Lawmakers and regulators are considering dismantling the App Store business model, an outcome that could cost Apple about 6 percent of its sales – an amount equal to $16 billion (roughly Rs. 1,16,890 crores) in its last fiscal year – and shave up to 15 percent off its profit, according to an estimate last year from analyst firm Cowen.
Among Apple’s most high-profile concessions is allowing Netflix and other subscription services to provide a link to out-of-app paid signups that avoid Apple commissions. But many of the largest such companies had already quit using Apple’s payment systems long ago, so the move is unlikely to affect Apple’s finances.
That is a sign that any fight over Apple’s rules will likely continue even if Apple wins in the threat closest to hand – a US federal judge who is due any day to announce a ruling in an antitrust case brought by Fortnite game maker Epic Games.
“Mobile technologies have become essential to our daily lives, and now just two app stores wield incredible power over which apps consumers can access and how they access them,” US Senator Amy Klobuchar, a Democrat who sponsored an app store bill, said this week. “When you see this same issue arising all over the world, it is even more obvious that we need to take action.”
Some of the loudest cries are for Apple to allow app stores run by other companies on its iPhone, which would provide a path around the current payments system that gives developers little ability to avoid giving Apple a cut. Critics also want the company to abolish so-called steering rules that stop developers from telling their customers how to pay developers directly for their apps.
Developers could sidestep Apple’s rules altogether if they were allowed to install software on iPhone handsets without going through Apple’s App Store, but Apple disallows this, saying it imperils the safety of its users. Epic seeks that change in the Fortnite antitrust case.
A bill introduced by Democratic US Representative David Cicilline and Republican Representative Ken Buck in the US House of Representatives in June would also force Apple to open its iPhone to third-party stores if the measure becomes law.
Virtually every regulator examining Apple around the world – including competition authorities in the United Kingdom, the European Union and Australia – is scrutinising Apple’s rules for in-app payments and commissions on digital goods of 15-30 percent.

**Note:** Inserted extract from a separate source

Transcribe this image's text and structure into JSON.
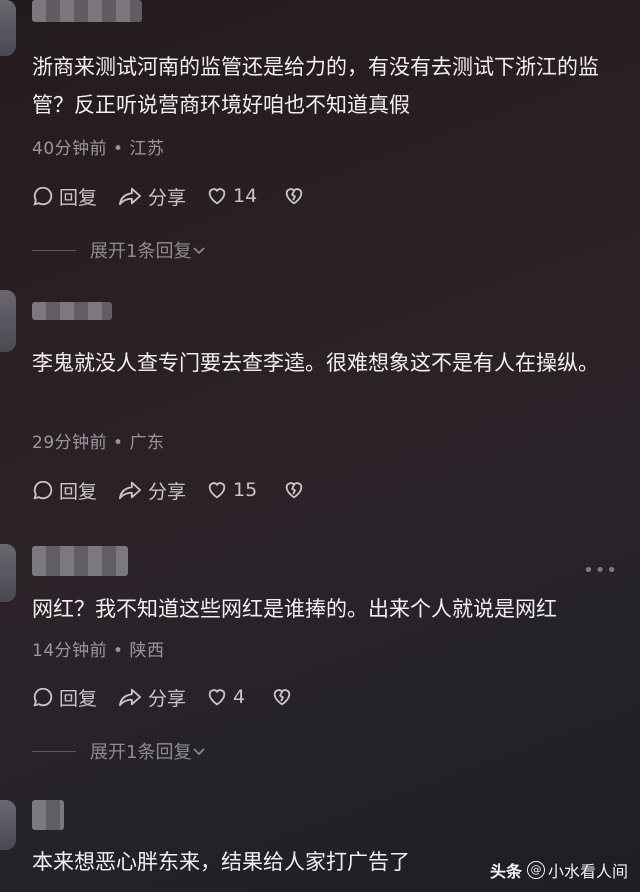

It is also key to the legal complaints filed by Spotify and Epic against Apple.
South Korean lawmakers this week passed a bill that would prohibit both Apple and Alphabet’s Google from requiring use of their payment systems.
That is at the top of a wish list by Spotify, whose CEO, Daniel Ek, tweeted that Apple’s changes to date “don’t solve the problem.”
The issue of “steering rules” was partly addressed by Apple last week when it ended a ban on communicating with users by email about alternative payments and this week said that a small sliver of “reader” apps that access media content purchased elsewhere can now provide a link to paid sign up page.
But game developers who generate most of Apple’s App Store revenue still cannot point their users to a paid signup page or otherwise direct them to make payments that avoid Apple’s commissions.
“Apple’s latest announcement seems to be another attempt to protect their App Store monopoly by dividing developers into winners and losers,” said a statement from the Coalition for App Fairness, a group that includes Epic Games.